You’d think, given everyone seems to understand the negative impact of stress on our health, we would all be focused on living much calmer. However, on closer examination, there is more hype and myths than real information on stress. The fact that most people still believe stress is solely a psychological issue tells us, people have not got the message: stress is physical.
Stressors can be/are everywhere and stress is the body’s reaction to situations perceived as demanding a response outside of the norm.
Our body responds to stress by altering the secretions of certain hormones and chemicals; the majority of which originate from the adrenal glands. The adrenals are small but very important glands situated on top of the kidneys. When the body perceives a situation as demanding a response outside of the norm the adrenals release the hormones that control the “fight-or-flight” response. Cortisol, the ‘primary stress hormone’, inhibits functions that slow the “fight-or-flight” response; when we are running from an event or preparing to fight we don’t need to do things like digest food or do complex equations, so the body withdraws energy from non life saving functions. So to have all the energy we need to survive the perceived threat, the body reduces energy sent to the immune system, it suppresses the digestive tract, reproductive system and ‘growth processes’ in general because its aim is on survival. When needed, stress hormones can help save your life, but when we are exposed to their release for prolonged periods of time, they can have seriously damaging effects.
As you can imagine, a lowered immune system leave us more susceptible to illness and a suppressed digestive directly affects how the body digests food and makes nutrients available to the body; poor digestion can leave you constipated and feeling ill. Cortisol also increases the levels of glucose in your blood and enhances the brain’s use of glucose, which can leave you craving unhealthy, fatty carbohydrates.
For prolonged periods of time, this can manifest as hair loss or acne, and because of its relaxing effect on smooth muscles, adrenaline allows you to breathe more intensely.
Aldosterone and the sex hormones, to a lesser extent, are also affected by stress. Aldosterone stimulates water and salt re-absorption by the kidneys, which, in excess, can result in increased blood pressure and edema. Stress hormones can inhibit the release of sex hormones, which results in a reduction in sperm count, ovulation and sexual desire.
In women, prolonged exposure to stress hormones leads to a decrease in estrogen and progesterone production and an increase in cortisol levels. This combination often results in irregular, painful menstrual cycles and can negatively impact emotions and sex drive.
In men, stress causes a decrease in testosterone and an increase in cortisol, resulting in fatigue and a diminished sex drive.

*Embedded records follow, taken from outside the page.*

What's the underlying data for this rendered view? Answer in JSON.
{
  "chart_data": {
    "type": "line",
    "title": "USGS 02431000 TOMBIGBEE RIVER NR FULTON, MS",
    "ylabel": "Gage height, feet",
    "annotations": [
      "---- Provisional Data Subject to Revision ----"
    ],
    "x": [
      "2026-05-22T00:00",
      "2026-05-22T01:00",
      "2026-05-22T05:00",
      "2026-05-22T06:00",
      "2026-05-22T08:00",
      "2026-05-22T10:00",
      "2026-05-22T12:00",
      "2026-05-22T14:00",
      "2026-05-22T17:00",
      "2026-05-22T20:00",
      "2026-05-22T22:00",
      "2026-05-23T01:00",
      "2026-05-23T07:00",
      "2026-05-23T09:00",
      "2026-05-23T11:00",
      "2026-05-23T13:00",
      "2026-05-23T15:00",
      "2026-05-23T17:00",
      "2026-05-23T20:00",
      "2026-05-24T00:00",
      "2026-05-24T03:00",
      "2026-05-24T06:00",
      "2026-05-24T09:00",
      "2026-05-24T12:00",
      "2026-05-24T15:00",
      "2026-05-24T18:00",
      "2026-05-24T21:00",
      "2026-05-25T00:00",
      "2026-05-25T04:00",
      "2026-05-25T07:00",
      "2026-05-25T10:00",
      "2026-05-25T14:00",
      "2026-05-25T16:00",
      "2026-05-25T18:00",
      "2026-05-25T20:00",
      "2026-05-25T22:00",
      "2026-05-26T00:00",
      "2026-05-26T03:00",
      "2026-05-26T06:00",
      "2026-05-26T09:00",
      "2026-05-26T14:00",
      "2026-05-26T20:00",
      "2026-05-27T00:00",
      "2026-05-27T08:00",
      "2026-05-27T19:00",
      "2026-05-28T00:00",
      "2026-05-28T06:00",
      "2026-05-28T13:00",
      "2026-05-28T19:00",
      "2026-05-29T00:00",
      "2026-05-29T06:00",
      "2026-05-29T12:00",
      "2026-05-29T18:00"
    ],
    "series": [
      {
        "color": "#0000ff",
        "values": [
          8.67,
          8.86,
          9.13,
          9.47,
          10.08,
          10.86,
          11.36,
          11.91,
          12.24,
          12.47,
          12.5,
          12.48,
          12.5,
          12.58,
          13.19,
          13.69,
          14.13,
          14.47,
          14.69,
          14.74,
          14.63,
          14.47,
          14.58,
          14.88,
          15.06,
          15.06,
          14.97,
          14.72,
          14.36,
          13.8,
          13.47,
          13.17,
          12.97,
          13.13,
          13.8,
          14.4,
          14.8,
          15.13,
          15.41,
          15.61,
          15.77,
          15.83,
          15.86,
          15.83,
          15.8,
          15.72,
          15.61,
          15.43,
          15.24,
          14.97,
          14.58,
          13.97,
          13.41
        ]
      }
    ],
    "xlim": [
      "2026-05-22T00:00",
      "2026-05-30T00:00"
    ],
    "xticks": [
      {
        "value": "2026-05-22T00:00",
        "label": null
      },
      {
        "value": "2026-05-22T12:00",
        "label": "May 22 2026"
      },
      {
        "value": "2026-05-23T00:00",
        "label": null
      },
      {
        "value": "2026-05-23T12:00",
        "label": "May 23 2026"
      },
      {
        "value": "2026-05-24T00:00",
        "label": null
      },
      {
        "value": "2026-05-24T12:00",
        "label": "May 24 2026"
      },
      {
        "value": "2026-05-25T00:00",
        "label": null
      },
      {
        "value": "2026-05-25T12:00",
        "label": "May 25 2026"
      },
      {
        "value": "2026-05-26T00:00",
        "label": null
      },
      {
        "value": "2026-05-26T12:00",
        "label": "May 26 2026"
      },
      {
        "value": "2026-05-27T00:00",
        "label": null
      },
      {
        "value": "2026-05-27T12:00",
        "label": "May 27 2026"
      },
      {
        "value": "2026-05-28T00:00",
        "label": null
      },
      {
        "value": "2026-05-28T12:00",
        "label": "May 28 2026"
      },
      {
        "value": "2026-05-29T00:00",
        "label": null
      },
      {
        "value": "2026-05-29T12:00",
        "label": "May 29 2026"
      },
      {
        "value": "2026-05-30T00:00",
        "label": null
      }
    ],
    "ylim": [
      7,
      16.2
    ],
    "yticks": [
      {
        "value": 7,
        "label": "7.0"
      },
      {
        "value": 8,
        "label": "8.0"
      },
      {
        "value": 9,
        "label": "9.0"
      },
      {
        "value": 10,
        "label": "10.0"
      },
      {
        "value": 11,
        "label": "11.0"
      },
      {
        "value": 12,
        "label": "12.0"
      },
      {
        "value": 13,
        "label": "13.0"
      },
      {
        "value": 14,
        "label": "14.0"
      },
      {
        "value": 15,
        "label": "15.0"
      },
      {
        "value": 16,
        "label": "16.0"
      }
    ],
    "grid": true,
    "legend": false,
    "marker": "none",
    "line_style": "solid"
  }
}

Here’s our top four tips to live a calmer more enjoyable life:
- Don’t Ignore stress – you now know stress is physical and it is affecting your quality of life. Ignoring stress is not the answer and self medicating will not solve the problem, rather self medication can likely compound the effects of stress. The longer you delay dealing with the issue, the harder and more expensive it becomes to address,we know this from personal experience. Stress left unchecked is a bit like sailing round the world in a leaky boat; you may be able to cope with it at first, but if there’s a storm and things get rough, it’s more exhausting and dangerous. The longer you delay dealing with the issue the bigger the impact.
- Sleep – rest and make good sleep a priority. Studies show that more and more of us are sleep deprived and we do not recognise it. Let me ask you, are you getting a good solid eight hours sleep i.e., solid not disrupted regularly? I bet most of you reserve a ‘sleep in’ for the weekend (where possible) and you sleep less than eight hours during the week. Try going to bed a half an hour or even an hour earlier and feel the difference.
- Laugh – believe or not a good laugh is a great antidote for stress and in our the last article is laughter the best medicine we looked at the various health benefits from laughter which includes boosting your immune system. Laughing is something you can easily do every day; you tube is great for this; dancing babies, singing dogs you get the idea – check this one- there are some really funny moments: https://www.youtube.com/watch?v=i1Zjzi_k8YU
- Get Tested – like the doctor said, find out for sure; get tested and find out your levels so you know what you need to do rather than guess.